In questa fase la Stratosfera è pronta a trasferire energia tramite onde atmosferiche che si muovono verso il basso nella bassa atmosfera. Ma la difficoltà preliminare è quella di determinare quali aree saranno sepolte dalle bufere di neve e quali avranno condizioni insolitamente miti.
I venti nella stratosfera circolano da ovest a est attorno al Polo Nord, attorno a un’area di bassa pressione: il Vortice Polare. Ma il rapido riscaldamento dell’ordine di almeno 30°C è un elemento di potenziale rottura del Vortice Polare (rottura, split, rallentamento dei venti). Questo studio è stato recentemente pubblicato da Butler.
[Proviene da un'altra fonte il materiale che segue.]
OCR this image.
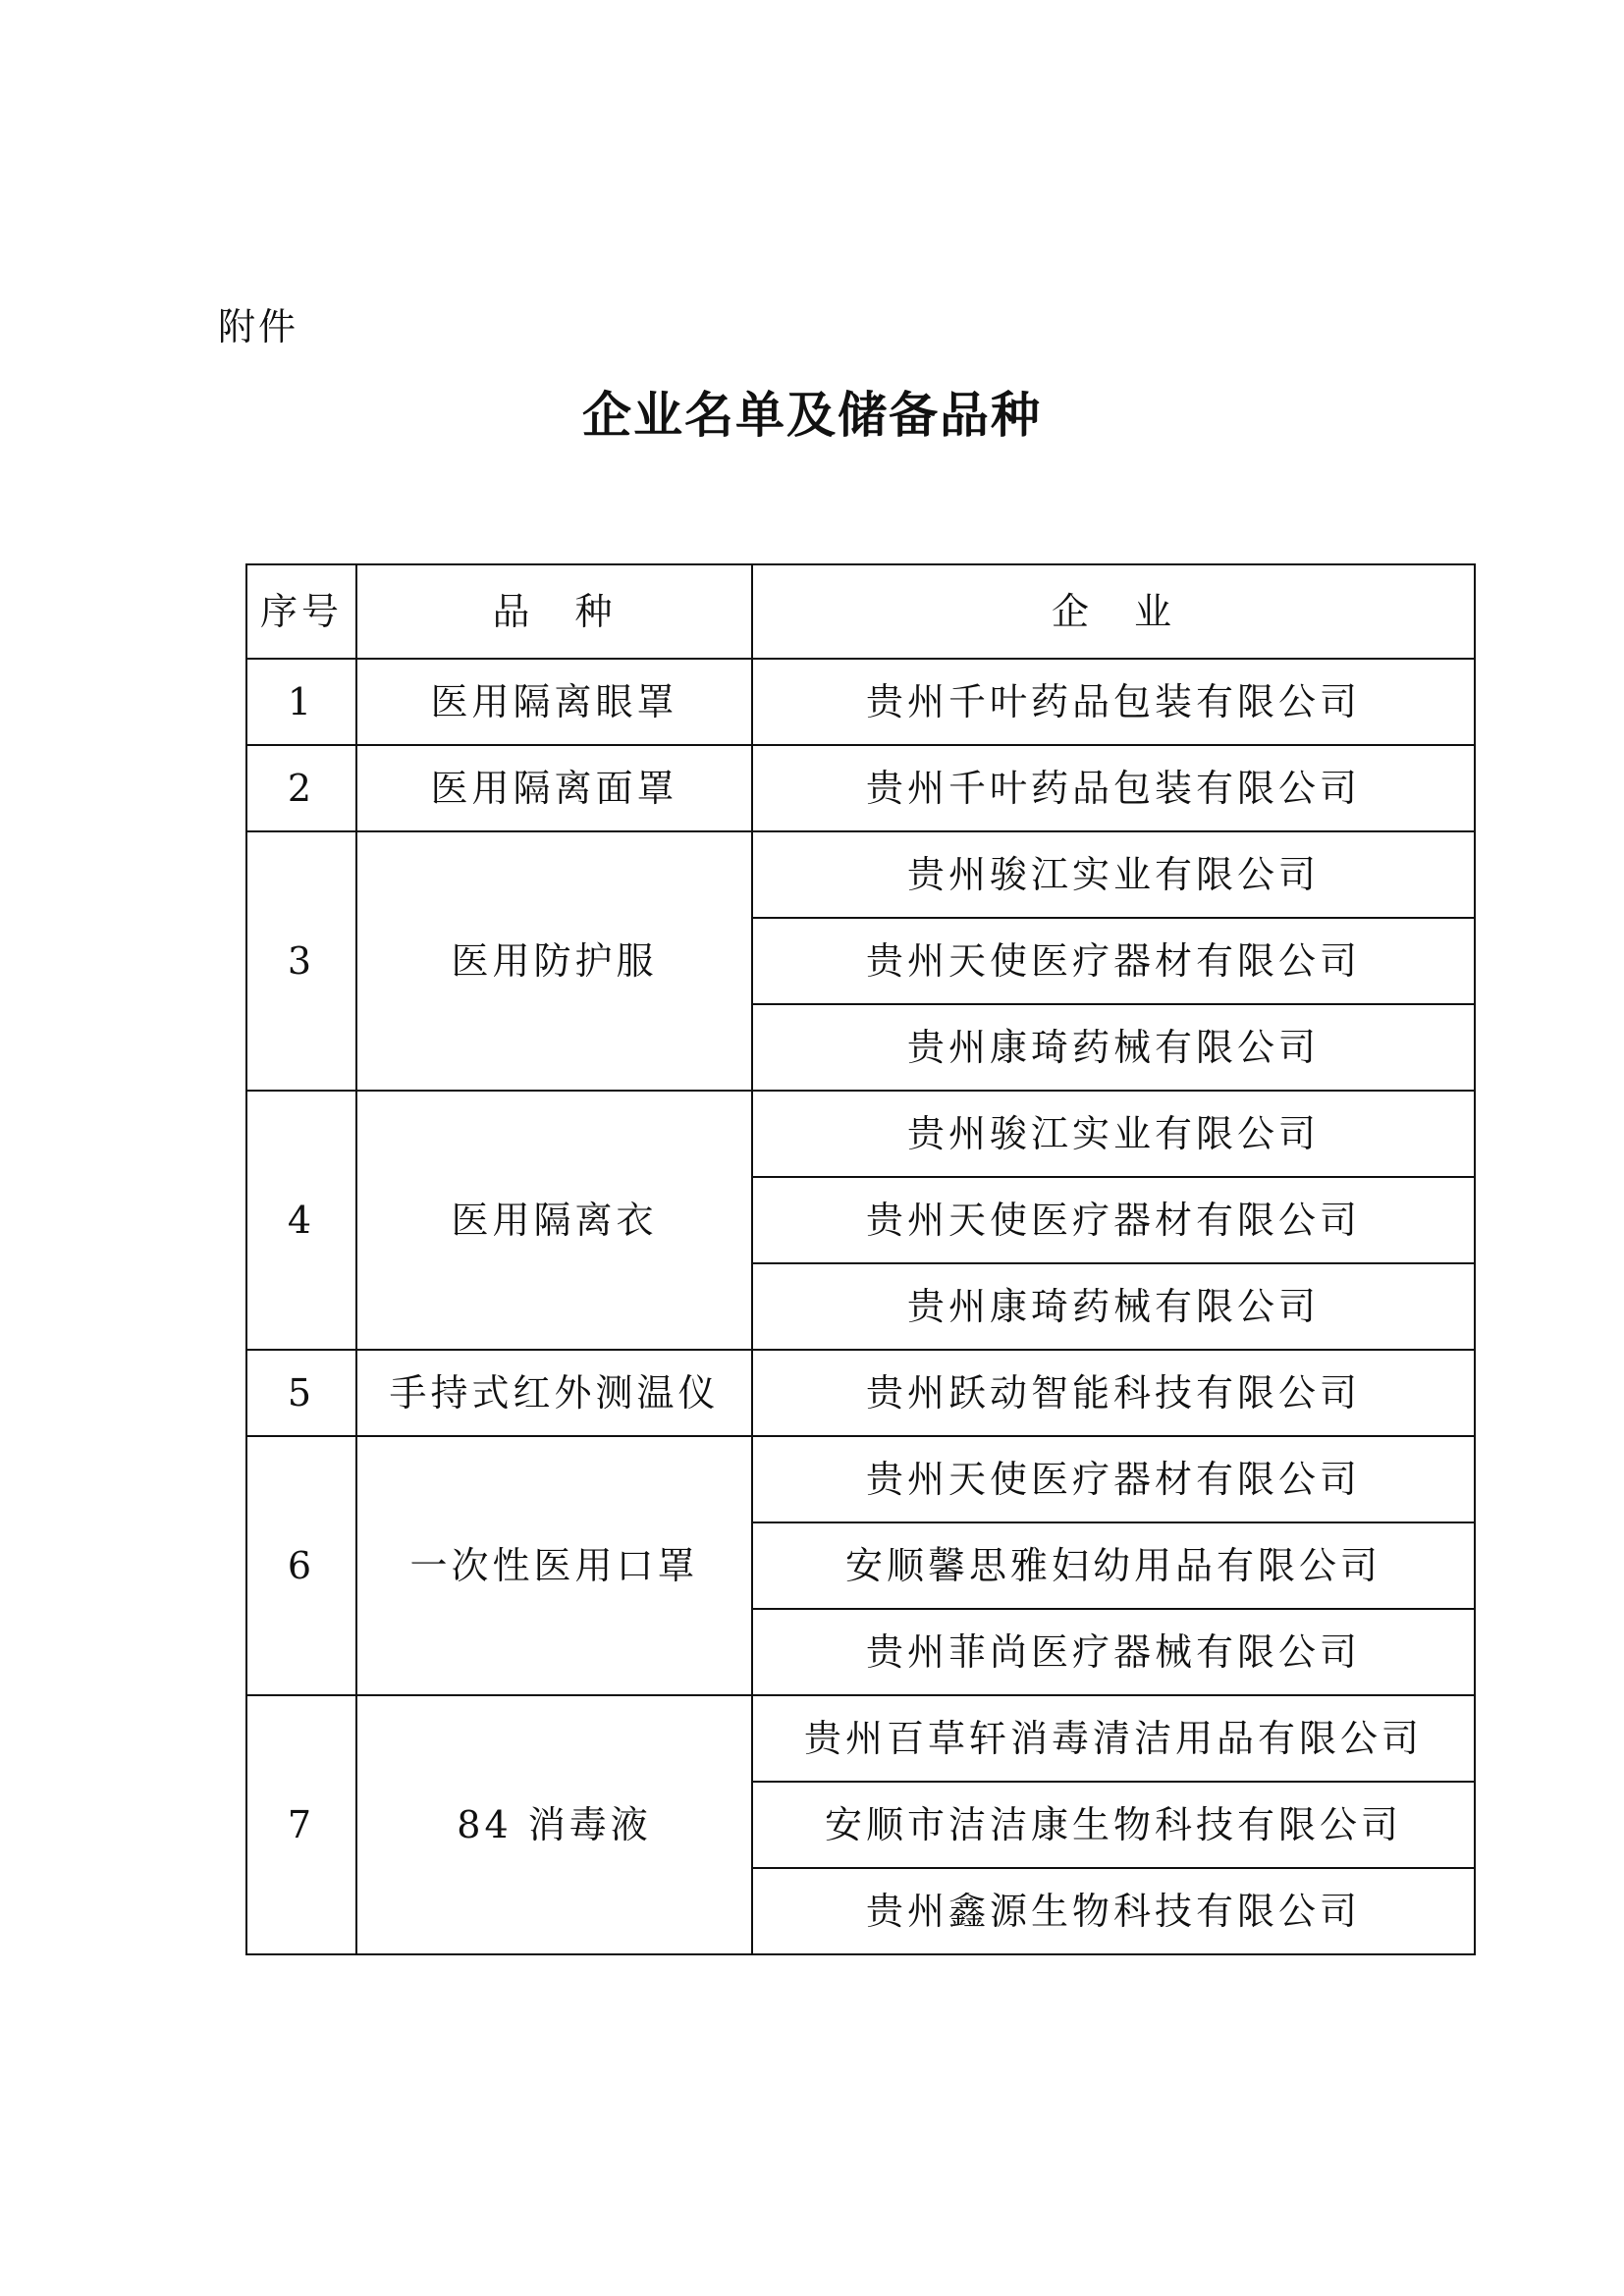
附件
企业名单及储备品种
序号	品　种	企　业
1	医用隔离眼罩	贵州千叶药品包装有限公司
2	医用隔离面罩	贵州千叶药品包装有限公司
3	医用防护服	贵州骏江实业有限公司
		贵州天使医疗器材有限公司
		贵州康琦药械有限公司
4	医用隔离衣	贵州骏江实业有限公司
		贵州天使医疗器材有限公司
		贵州康琦药械有限公司
5	手持式红外测温仪	贵州跃动智能科技有限公司
6	一次性医用口罩	贵州天使医疗器材有限公司
		安顺馨思雅妇幼用品有限公司
		贵州菲尚医疗器械有限公司
7	84 消毒液	贵州百草轩消毒清洁用品有限公司
		安顺市洁洁康生物科技有限公司
		贵州鑫源生物科技有限公司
Tale condizione ha la possibilità, quindi non certezza, anche di inverte le correnti sino alla bassa atmosfera. In Europa tale fenomeno genera il travaso di aria fredda dalla Siberia, con un’ondata di gelo.
Insomma, per intenderci, gli effetti di un riscaldamento stratosferico possono essere molteplici, e quindi anche l’influenza sul meteo nei bassi strati.
Come spesso avviene, gli studi più qualificati avvengono negli USA, e riguardano quel territorio, che per altro, è molto più vulnerabile rispetto all’Europa alle ondate di gelo.
Lo Split del Vortice Polare dell’inverno del 2013-14 trasformò Chicago si in “Chiberia”. Mentre da Washington a Boston, New York compresa, si ebbero terribili tempeste di neve. L’evento invernale 2009-10, produsse l’inverno più nevoso mai registrato a Washington.
Ed in Europa? Il nostro freddo è figlio delle pianure siberiane. Sempre nell’inverno 2009-10, una massa d’aria gelida presente in Mongolia potrebbe aver appena battuto il record mondiale di alta pressione atmosferica superficiale.
I lobi del Vortice Polare stratosferico possono innescare condizioni meteo molto avverse, ed estremamente gelide.
Lo studio della Stratosfera è ad oggi troppo marginale, sono pochi gli scienziati che se ne occupano. Cohen sostiene che indipendentemente da quanto sia impressionante il riscaldamento stratosferico o il movimento del Vortice Polare, nessuno se ne preoccuperà finché non ci sarà neve e gelo nel proprio orticello.
Gli Stati Uniti e l’Europa in particolare sottovalutano molto lo studio della Stratosfera. I cambiamenti climatici, il meteo inspiegabilmente rigido con un Vortice Polare intenso, probabilmente finanzieranno prossime ricerche, ed avremo previsioni meteo sulle ondate di gelo più affidabili.